公文さんはその2年後の県議選に落選した後は政治活動を辞め、以来共産党からも離党し、明治時代の立志社をはじめとする自由民権運動の研究に力を注いでいる。
この日は共産党の関係者も数名出席していた。
大石県議とは高知市立自由民権記念館で時々会うそうで、私は2年前の大石県議の結婚披露宴で久しぶりに公文さんと会った。
私は県詞の日制定以来すっかり忘れていたが、公文さんの話では毎年10月に講演会などを開催してきたそうである。
この日は明治時代にできた土佐の民権歌「世しや武士」復刻版が自由民権記念館の松岡館長の編集で、料亭「濱長」の女将・濱口賀世さんの協力を得てCD付きで出版されたのを記念して「濱長」で宴会となったものである。
何年前か忘れたが、地元テレビで酒のコマーシャル(土佐鶴?)でよさこい節のメロディーで「よしや たんかい くめつのちでも・・・」と聞こえる歌詞が流れており、私は当時女房からこれは何の歌?と聞かれて、歌詞の意味が分からないので、よさこい節の替え歌だろうと答えていた。
今回はじめてこの歌詞が「世しや武士」の一番目にある「よしや 南海 苦熱の地でも 粋な自由のかぜがふく」という歌詞であることが分かった。
「世しや武士」は明治時代に作られた土佐の民権歌であり、川上音次郎の「おっぺけぺエ節」と同じ趣旨の歌である。
また、よさこい節のメロディーが江戸の幕末時代からあったという話もはじめて伺った。
復刻版によると、「世しや武士」は明治10年に作られており、曉鴉山人選という歌詞は68番というか、68行もある。
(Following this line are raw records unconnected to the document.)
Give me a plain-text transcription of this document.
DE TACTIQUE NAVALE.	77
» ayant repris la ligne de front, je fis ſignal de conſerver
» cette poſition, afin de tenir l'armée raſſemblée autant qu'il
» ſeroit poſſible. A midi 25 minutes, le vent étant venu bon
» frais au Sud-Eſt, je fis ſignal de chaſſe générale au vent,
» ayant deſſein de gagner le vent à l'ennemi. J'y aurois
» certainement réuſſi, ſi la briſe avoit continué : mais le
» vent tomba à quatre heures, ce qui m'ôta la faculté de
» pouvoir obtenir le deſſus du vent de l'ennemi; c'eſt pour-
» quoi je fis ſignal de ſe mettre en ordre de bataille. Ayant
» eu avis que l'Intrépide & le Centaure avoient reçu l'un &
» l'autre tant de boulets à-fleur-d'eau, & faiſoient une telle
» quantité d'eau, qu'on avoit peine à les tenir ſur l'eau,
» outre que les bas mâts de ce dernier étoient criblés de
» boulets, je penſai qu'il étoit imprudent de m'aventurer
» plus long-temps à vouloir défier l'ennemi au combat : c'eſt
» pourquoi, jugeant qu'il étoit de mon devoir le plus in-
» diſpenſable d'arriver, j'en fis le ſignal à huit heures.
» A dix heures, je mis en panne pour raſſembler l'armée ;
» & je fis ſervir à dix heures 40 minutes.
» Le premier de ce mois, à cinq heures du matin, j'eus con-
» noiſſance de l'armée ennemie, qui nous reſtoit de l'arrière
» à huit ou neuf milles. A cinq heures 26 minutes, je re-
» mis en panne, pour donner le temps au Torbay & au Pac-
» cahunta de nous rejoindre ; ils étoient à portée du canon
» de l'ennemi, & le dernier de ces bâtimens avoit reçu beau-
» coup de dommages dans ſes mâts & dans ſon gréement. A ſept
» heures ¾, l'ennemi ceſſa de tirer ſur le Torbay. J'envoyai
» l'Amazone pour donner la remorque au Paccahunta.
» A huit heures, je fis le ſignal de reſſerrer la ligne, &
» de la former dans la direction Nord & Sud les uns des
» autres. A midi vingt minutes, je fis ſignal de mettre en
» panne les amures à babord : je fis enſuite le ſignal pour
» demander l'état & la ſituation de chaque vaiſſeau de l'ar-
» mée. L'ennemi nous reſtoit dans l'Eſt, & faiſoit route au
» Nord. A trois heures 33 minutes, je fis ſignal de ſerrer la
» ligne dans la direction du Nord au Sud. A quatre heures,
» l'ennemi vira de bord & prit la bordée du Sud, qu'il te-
そのうち11番を抜き出して歌詞カードが作られていた。
おもしろい歌詞なのでいくつか記す。
よしや 此身はどほなり果てよが 国に自由がのこるなら
よしや 憂目(うきめ)にアラビヤ海も わたしや自由を喜望峰
よしや シビルはまだ不自由でも ポリチカルさへ自由なら
などとあり、明治時代初期の自由民権運動の意気が伝わる。
料亭濱長は女将が復活してから芸者も復活した、明治時代も自由民権運動家が料亭でこの歌を歌って意気を上げたことであろう。
この日も芸者さんがCDに収録してある、「手毬唄」、「世しや武士」、「民権かぞえ歌」、「民権都々逸」などを歌って大いに盛り上がった。
宴会ゆえ写真を撮らなかったが残念だ。